W moim wycieraczki w ogóle nie łapią na wolnej częstotliwości. Działa
jedynie szybka częstotliwość i to w ten sposób, że gdy ją wyłączam, to wycieraczki nie wracają na dół, tylko zostają tam, gdzie akurat wyłączyłem. Myślałem, że to silniczki zastrajkowały, ale z tego co piszecie, one właściwie zawsze działają, a problem leży gdzies indziej. Czy możecie coś doradzić w tym przypadku?

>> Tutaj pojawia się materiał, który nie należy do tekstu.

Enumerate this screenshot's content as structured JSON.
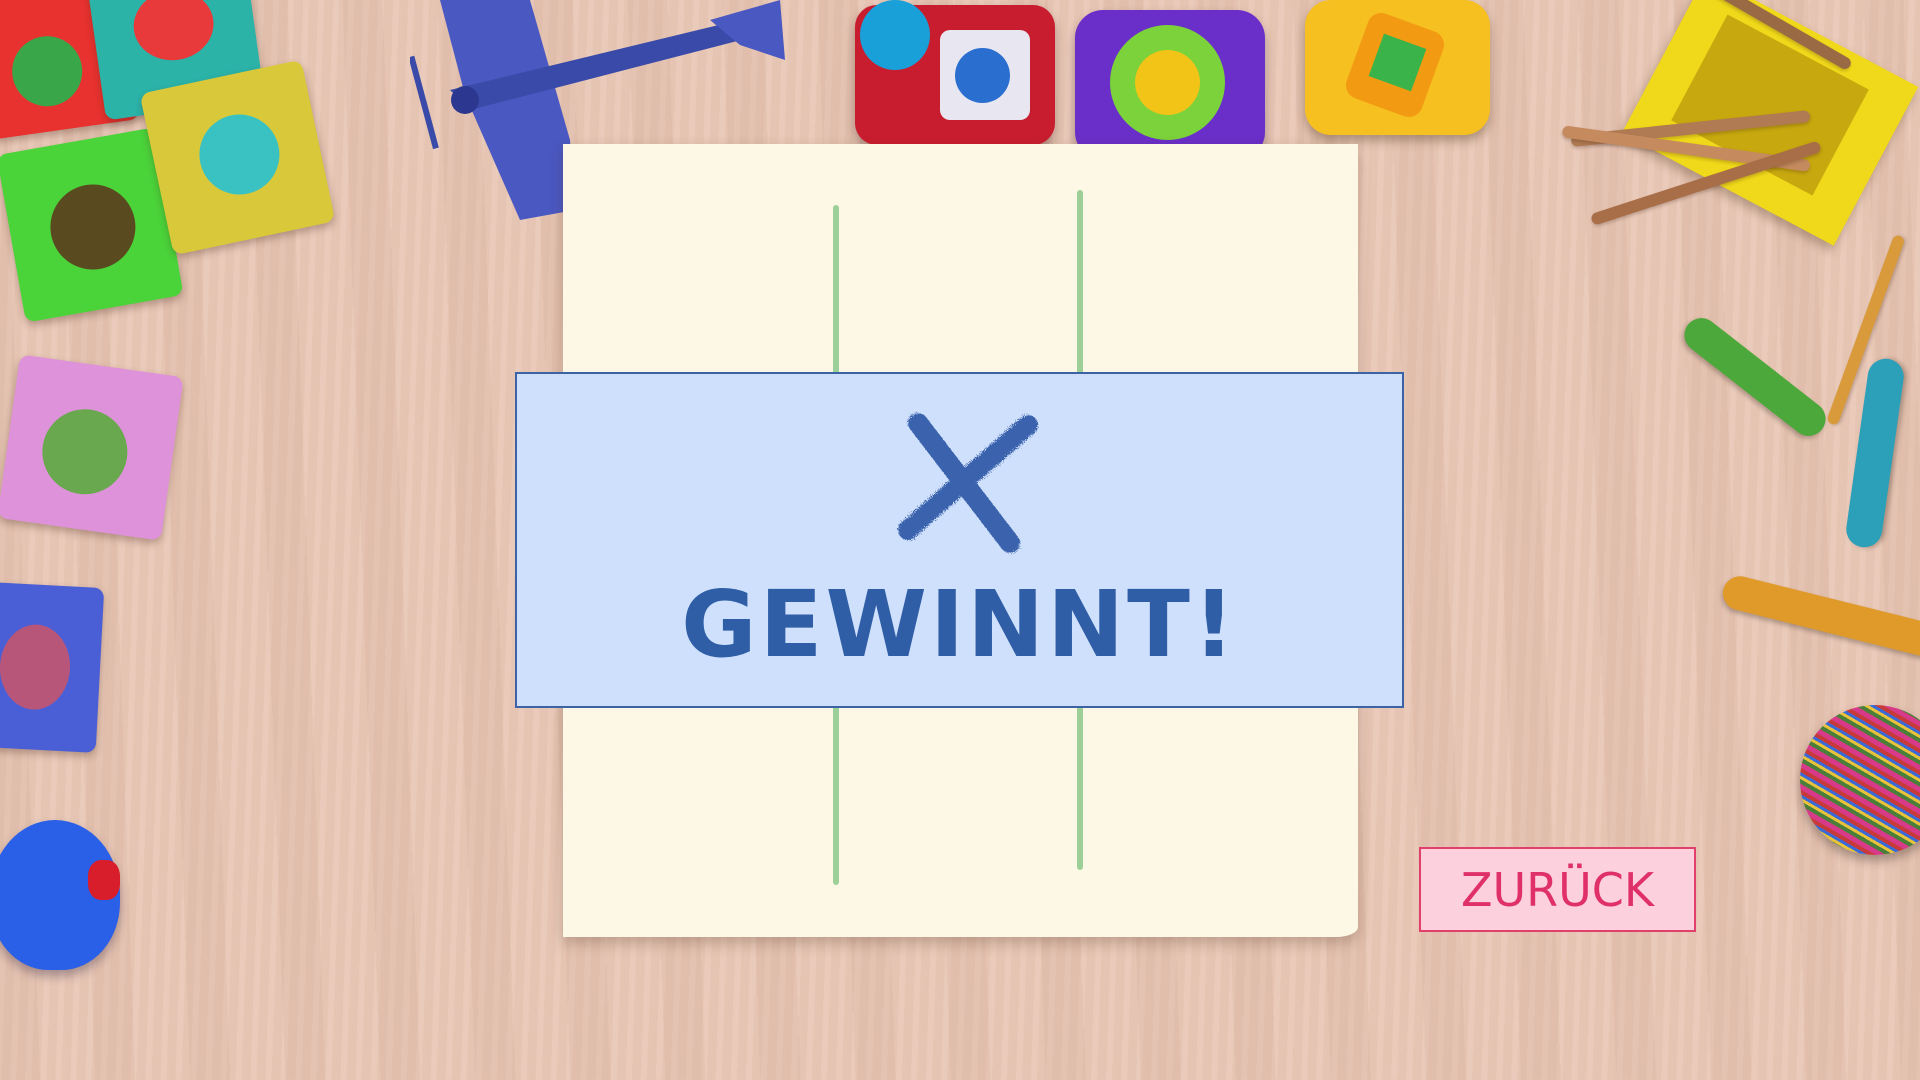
{
  "game": {
    "winner_symbol": "X",
    "result_text": "GEWINNT!",
    "back_label": "ZURÜCK"
  },
  "colors": {
    "banner_background": "#cfe0fd",
    "banner_border": "#3c62a8",
    "win_text": "#2f5ea6",
    "x_mark": "#3a64ad",
    "board_lines": "#8cc98a",
    "paper": "#fdf7e6",
    "back_button_background": "#fcd0dc",
    "back_button_text": "#e0306a",
    "table": "#e8c6b4"
  },
  "decorations": [
    "foam-puzzle-mat",
    "toy-airplane",
    "toy-train",
    "pencil-cup",
    "crayons",
    "yarn-ball",
    "rubber-duck"
  ]
}
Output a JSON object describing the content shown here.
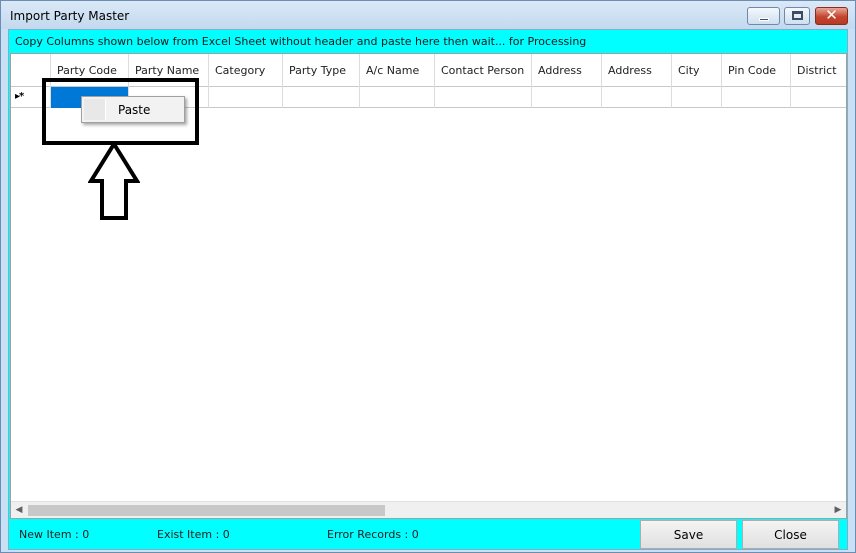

[ Dodano: 18 Wrz 2008 15:47 ]Minęło trochę czasu, więc nie edytuję, bo trupa nie odkopię
Byłem u elektryka jakiś czas temu i powiedział, że szybsza praca kierunkowskazów związana jest z urządzeniem mikroprocesorowym ( o tym już mi mówiliście). Ale powiedział również, że wariowanie wycieraczek przednich NIE JEST ZWIĄZANE z mikroprocesorem, a ponoć umieszczony jest inny silnik wycieraczek z przodu - tzn. nie oryginalny z PN. Chciałem coś z tym robić, ale w sumie nie padało, więc zapomniałem. Wracam do tematu, bo się jesień brutalnie zaczęła. I moim zdaniem to nie może być silnik wycieraczki. Czy się mylę? Wydaje mi się bowiem, że silnik sam w sobie dostaje tylko impuls elektr. do działania, a nie ma zaprogramowanej pracy czasowej, ani jakiejkolwiek innej. Powiedzcie czy tak jest? Szukam urządzenia mikroprocesorowego do TRUCKA i na razie znaleźć nie mogę. Gdzie mogę to ustrojstwo kupić?